Defence Force surveillance to increase border security
The World Today
Monday, 3 September 2001
Reporter: Catherine McGrath
ELEANOR HALL: Well also getting underway today is the newly implemented Defence Force surveillance of Australia's Northern seas. The Prime Minister says he's ordered five naval ships and four P3 Orion aircraft into the special operation but there's a cloud of confidentiality surrounding things.
The government says it can't reveal how the Navy will turn back boats carrying asylum seekers because that would just give signals to the people smugglers. But analysts say the increased surveillance is an enormous change in border protection practices that will see up to a third of Australia's Navy operating in this stretch of international waters.
In Canberra here's our chief political correspondent again, Catherine McGrath.
CATHERINE MCGRATH: Senior Defence officials travelled to Jakarta on Friday to inform the Indonesians of the increased surveillance. Today on Radio 2UE Mr Howard was promoting the idea of the new operation but he wouldn't give many details.
JOHN HOWARD: Well we're going to have five naval vessels and four aircraft that will conduct . increase surveillance patrols in international waters between the Indonesian Archipelago and Australia. We told the Indonesians in advance of this. They said they would provide refuelling and home porting facilities so to that extent there'll be co-operation between the defence forces of the two countries.
We hope that this will act as a further deterrent. I can't guarantee that and people have to understand that nothing we have done to date can guarantee there won't be more boats that come to Australia in circumstances where we may not, from a humane point of view, be able to stop them landing.
CATHERINE MCGRATH: And the Minister responsible, Peter Reith, won't go much further. He says its aim is to deter people smugglers.
PETER REITH: The fact that we have an increased military presence in itself is a very significant signal of the Australian Government's determination to maintain its territorial integrity. I suppose there are some - I see some from the Labor Party who basically think it's a waste of effort. Well, we don't. We think putting the Royal Australian Navy into international waters to make the signal is the sort of job they ought to be doing.
CATHERINE MCGRATH: Under the new plan the frigate's HMAS Newcastle, Warramunga and Arunta and the supply ship, the HMAS Westralia, will patrol in international waters between Australia and Indonesia. They'll be supported by the Darwin-based patrol boats and P3 Orion aircraft.
When the HMAS Maroona has finished delivering its human cargo in Port Moresby, it too will join in. At the moment the surveillance will continue for three weeks and the government will review the plan after that.
The Defence Analyst, Alan Dupont, from the Australian National University says any effective block for the people smugglers will need to be in place for a much longer period.
ALAN DUPONT: Well it's a very significant capability. It represents probably about a quarter of the Australian Navy, perhaps even more if you add up the major ships there, and it's going to cost obviously a lot of money and I think it's going to be very difficult to sustain.
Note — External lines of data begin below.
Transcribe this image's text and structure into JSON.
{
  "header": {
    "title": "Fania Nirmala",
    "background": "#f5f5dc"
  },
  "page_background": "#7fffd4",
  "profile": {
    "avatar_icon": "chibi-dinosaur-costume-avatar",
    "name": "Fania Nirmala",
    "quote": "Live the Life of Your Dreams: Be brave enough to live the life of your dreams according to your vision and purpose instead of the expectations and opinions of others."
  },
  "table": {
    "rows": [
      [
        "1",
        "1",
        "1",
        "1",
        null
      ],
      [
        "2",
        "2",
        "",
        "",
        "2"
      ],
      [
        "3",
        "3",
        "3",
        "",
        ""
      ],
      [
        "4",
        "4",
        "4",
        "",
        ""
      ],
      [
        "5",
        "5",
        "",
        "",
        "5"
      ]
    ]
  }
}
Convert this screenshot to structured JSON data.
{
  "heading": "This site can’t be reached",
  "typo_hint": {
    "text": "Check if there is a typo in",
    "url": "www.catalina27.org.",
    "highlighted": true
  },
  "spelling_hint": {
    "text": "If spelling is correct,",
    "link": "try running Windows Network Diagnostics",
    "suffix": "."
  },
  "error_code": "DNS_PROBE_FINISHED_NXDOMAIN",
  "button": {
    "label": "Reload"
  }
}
CATHERINE MCGRATH: Well the government has said that it will be on for three weeks and then they will review it. How much pressure do you think there will be on them to keep it up, and what would be the military implication of keeping it up?
ALAN DUPONT: Well I think there'll be a lot of pressure on and to sustain that commitment for beyond three weeks because the boats are obviously going to wait until the ships are no longer there and they'll take advantage of that. So I think that the government's going to have to think about a much longer deployment than three weeks if it wants to have an effective kind of a cordon sanitaire [phonetic] there, if you like, between Australia and Indonesia.
CATHERINE MCGRATH: What do you think are the kinds of powers the ships could have? What can they do?
ALAN DUPONT: Well the sorts of powers they might be given would be, for example, to warn off the boats first of all just by . through radio contact or else using megaphones. Coming alongside and telling the ships to turn back. Now if that doesn't have an effect then you have to start to look at other measures to forcibly get them to turn around. That may involve sailing fairly close to the ships and if you really want to escalate things further, there'll be things like warning shots across the bow and so on.
But that really would raise the stakes tremendously and I think that it would be unwise, I think, of Australia to take that course of action. So I think it's really more a show of force designed to deter the boats from leaving in the first place. I'm not entirely sure that if boats do decide that they're going to continue to come down to Australia whether the Navy is really going to be able to stop them unless it takes some very drastic action.
JOHN HIGHFIELD: That was Dr Alan Dupont of the Defence and Strategic Study Centre at the Australian National University with Catherine McGrath.